Matching a substring to people names

DKroot
2009-01-28
2013-04-25
  • DKroot
    DKroot
    2009-01-28

    I have a task of a fuzzy search for a substring against the list of full names, e.g. "John B. Doe". I found this article: http://www.isi.edu/info-agents/workshops/ijcai03/papers/Cohen-p.pdf, but its focus seems to be on matching name to name. Any recommendation or experience with search for names?

     
    • ReverendSam
      ReverendSam
      2009-01-29

      In which case it sounds like you need a fuzzy indexing technology (not a matching one), where an index is built that takes into account fuzzy indexing.

      Q-Gram indexing is a technique i think will do the trick (explained on my website) - the tokenisers if wanted can be taken from the SImMetric library and indexing can be done using lucene. (FYI this technique is, I believe, used in the fuzzy name search of IMDB.com try it out to see if this is what you want, enter "Wilam Shatnerr" and see what it gives you).

      Hope this helps,

      Sam Chapman.
      Ditector
      http://www.k-now.co.uk

       
      • DKroot
        DKroot
        2009-01-30

        Thanks, Sam, I'll take a look into q-Gram indexing!
        Frankly. I could not find much info at http://www.k-now.co.uk, but Googling yields "A practical q-gram index for text retrieval allowing errors" article as the first hit. I'll read it and try to understand, and potentially - implement.
        IMDB search does work in approximately the way I need.

         
        • ReverendSam
          ReverendSam
          2009-01-30

          sorry I intended to leave my uni weblink. the exact link to the exact data you need is here

          http://www.dcs.shef.ac.uk/~sam/stringmetrics.html#qgram

          but I'm sure you can find better external elsewhere online.

          Sam Chapman
          Director
          K-Now http://k-now.co.uk/

           
          • DKroot
            DKroot
            2009-02-03

            Thanks a lot, Sam! We'll try to use Q-Grams. Once we get closer to implementation, I'll post feedback here on how well it is working on our data.

             
  • martin
    martin
    2010-08-07

    Sorry to activate an old thread, Sam, but I don't understand what you're suggesting here.  Do you know of any open source projects that use Lucene to index q-grams?

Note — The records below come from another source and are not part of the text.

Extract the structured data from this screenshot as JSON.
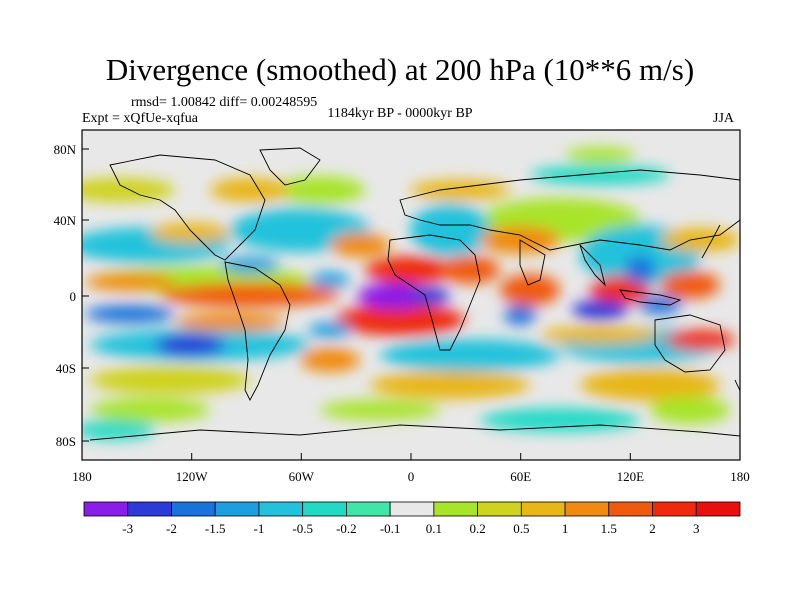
{
  "title": "Divergence (smoothed) at 200 hPa (10**6 m/s)",
  "stats": "rmsd= 1.00842 diff= 0.00248595",
  "experiment": "Expt = xQfUe-xqfua",
  "period": "1184kyr BP - 0000kyr BP",
  "season": "JJA",
  "lat_ticks": [
    "80N",
    "40N",
    "0",
    "40S",
    "80S"
  ],
  "lon_ticks": [
    "180",
    "120W",
    "60W",
    "0",
    "60E",
    "120E",
    "180"
  ],
  "legend": {
    "labels": [
      "-3",
      "-2",
      "-1.5",
      "-1",
      "-0.5",
      "-0.2",
      "-0.1",
      "0.1",
      "0.2",
      "0.5",
      "1",
      "1.5",
      "2",
      "3"
    ],
    "colors": [
      "#8a1ee8",
      "#2c3ad8",
      "#1a72dc",
      "#1c9fe0",
      "#22c2dc",
      "#22d9c6",
      "#3fe6a8",
      "#e8e8e8",
      "#a8e42a",
      "#cfd21e",
      "#e8b616",
      "#f08a10",
      "#f05a0c",
      "#ef2a0c",
      "#e8100c"
    ]
  }
}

    So you would use a custom Lucene Analyzer (tokenizer) to convert each document into q-grams.  For example, (1,##s), (2,#sa), (3,sam), (4,am ), (5,m c), (6, ch), (7,cha), (8,hap), (9,apm), (10,pma), (11,man), (12,an%), (13,n%%).  Then you would search these in Lucene with a "sloppy" PhraseQuery?  Or with a Fuzzy (Levenshtein) query?

    I don't see how Lucene could match "sam 7 chapman" to this index unless you used a Fuzzy query.  But if you're eventually using Levenshtein anyway, why use q-grams at all?

    Thanks for the terrific software, and thanks for any guidance you can give me.  I am just starting with Lucene and may be misunderstanding it.

    Martin

     
  • ReverendSam
    ReverendSam
    2010-08-10

    what i mean is - index the qGrams as you say but also use the same tokeniser on the input to break the input also check against the index (which is now finite in size also) and simply count matches/possible matches.

    This technique is/was employed in IMDB.com try a query spelled wrong for an actors/ess name and see what it returns.